Para atualizar os profissionais de saúde das novas
diretrizes, o Ministério da Saúde realizará capacitação sobre manejo clínico
das arboviroses nos estados mais afetados, a partir de janeiro de 2017. A
capacitação tem o apoio da OPAS/OMS e contará com a participação de
especialistas internacionais.
CHIKUNGUNYA – A chikungunya é uma arbovirose causada pelo
vírus chikungunya (CHIKV), da família Togaviridae e do gênero Alphavirus.
Estudos mostram que a maioria dos indivíduos infectados pelo vírus, cerca de
70%, desenvolve sintomas da doença. O percentual é significativo quando
comparado às demais arboviroses. A doença persiste por até dez dias após o
surgimento das manifestações clínicas.
A transmissão se dá através da picada de fêmeas dos
mosquitos Aedes aegypti e Aedes albopictus infectadas pelo CHIKV. Casos de
transmissão vertical podem ocorrer e, muitas vezes, provocam infecção neonatal
grave.
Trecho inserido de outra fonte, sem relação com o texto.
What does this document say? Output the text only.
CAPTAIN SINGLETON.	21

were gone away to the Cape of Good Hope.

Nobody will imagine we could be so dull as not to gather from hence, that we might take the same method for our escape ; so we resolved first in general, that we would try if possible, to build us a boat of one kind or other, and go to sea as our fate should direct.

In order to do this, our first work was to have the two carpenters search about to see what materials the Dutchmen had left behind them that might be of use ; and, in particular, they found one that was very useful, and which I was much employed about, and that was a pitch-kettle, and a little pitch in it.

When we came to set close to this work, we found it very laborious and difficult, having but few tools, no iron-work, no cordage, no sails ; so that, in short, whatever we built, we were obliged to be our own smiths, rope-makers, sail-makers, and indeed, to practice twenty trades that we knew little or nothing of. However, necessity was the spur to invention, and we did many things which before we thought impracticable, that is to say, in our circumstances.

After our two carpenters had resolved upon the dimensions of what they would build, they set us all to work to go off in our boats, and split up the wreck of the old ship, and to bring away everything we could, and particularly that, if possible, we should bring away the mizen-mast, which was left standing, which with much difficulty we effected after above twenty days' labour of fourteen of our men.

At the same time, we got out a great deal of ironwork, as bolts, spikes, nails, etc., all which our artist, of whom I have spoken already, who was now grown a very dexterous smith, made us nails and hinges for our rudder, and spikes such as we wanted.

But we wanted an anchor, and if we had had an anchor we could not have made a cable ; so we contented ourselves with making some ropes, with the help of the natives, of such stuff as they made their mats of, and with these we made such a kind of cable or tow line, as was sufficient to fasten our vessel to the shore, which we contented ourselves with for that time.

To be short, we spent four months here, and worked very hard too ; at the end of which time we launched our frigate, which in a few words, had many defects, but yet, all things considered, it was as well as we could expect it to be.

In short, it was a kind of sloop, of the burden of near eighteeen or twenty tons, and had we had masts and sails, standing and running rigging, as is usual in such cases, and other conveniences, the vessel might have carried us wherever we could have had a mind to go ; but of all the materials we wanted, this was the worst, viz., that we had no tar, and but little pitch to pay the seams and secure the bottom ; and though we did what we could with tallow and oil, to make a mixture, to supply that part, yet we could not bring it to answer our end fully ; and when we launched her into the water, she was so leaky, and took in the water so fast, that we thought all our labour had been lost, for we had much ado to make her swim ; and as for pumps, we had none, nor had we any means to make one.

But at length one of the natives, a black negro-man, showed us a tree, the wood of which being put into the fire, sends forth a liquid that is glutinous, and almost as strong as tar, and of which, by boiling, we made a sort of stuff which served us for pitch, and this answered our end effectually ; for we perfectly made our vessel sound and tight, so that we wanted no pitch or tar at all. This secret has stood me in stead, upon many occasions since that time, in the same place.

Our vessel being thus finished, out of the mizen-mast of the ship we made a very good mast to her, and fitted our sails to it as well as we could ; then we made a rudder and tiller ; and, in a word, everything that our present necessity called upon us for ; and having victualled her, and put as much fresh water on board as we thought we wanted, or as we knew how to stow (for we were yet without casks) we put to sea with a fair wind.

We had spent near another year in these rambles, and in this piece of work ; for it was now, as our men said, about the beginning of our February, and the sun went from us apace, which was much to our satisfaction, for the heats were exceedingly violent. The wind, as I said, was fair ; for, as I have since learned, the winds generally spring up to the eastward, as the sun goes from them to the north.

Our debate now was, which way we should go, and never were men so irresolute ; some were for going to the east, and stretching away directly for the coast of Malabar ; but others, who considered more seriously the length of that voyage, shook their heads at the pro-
Pode ocorrer também transmissão por via transfusional, considerada rara
de acordo com protocolos analisados.
Os sinais e sintomas são clinicamente parecidos aos da
dengue – febre de início agudo, dores articulares e musculares, cefaleia,
náusea, fadiga e exantema. A principal manifestação clínica que a difere são as
fortes dores nas articulações, que muitas vezes podem estar acompanhadas de
inchaço.
CASOS – No Brasil, a transmissão autóctone foi confirmada
no segundo semestre de 2014, inicialmente nos estados do Amapá e da Bahia.
Atualmente, todos os estados possuem
registro de casos autóctones. Poucos estados vivenciaram epidemias por
chikungunya até o momento, no entanto, a alta densidade do vetor, a presença de
indivíduos suscetíveis e a intensa circulação de pessoas em áreas endêmicas
contribuem para a possibilidade de epidemias em todas as regiões do Brasil.
Foram notificados, até 10 de dezembro, 263.598 casos
prováveis. Neste ano, foram registrados 159 óbitos pela doença, nos estados de
Pernambuco (54), Paraíba (32), Rio Grande do Norte (25), Ceará (21), Rio de
Janeiro (9), Alagoas (6), Bahia (4), Maranhão (5), Piauí (1), Sergipe (1) e
Distrito Federal (1). Os óbitos estão sendo investigados pelos estados e
municípios, para que seja possível determinar se há outros fatores associados
com a febre, como doenças prévias, comorbidades, uso de medicamentos, entre outros.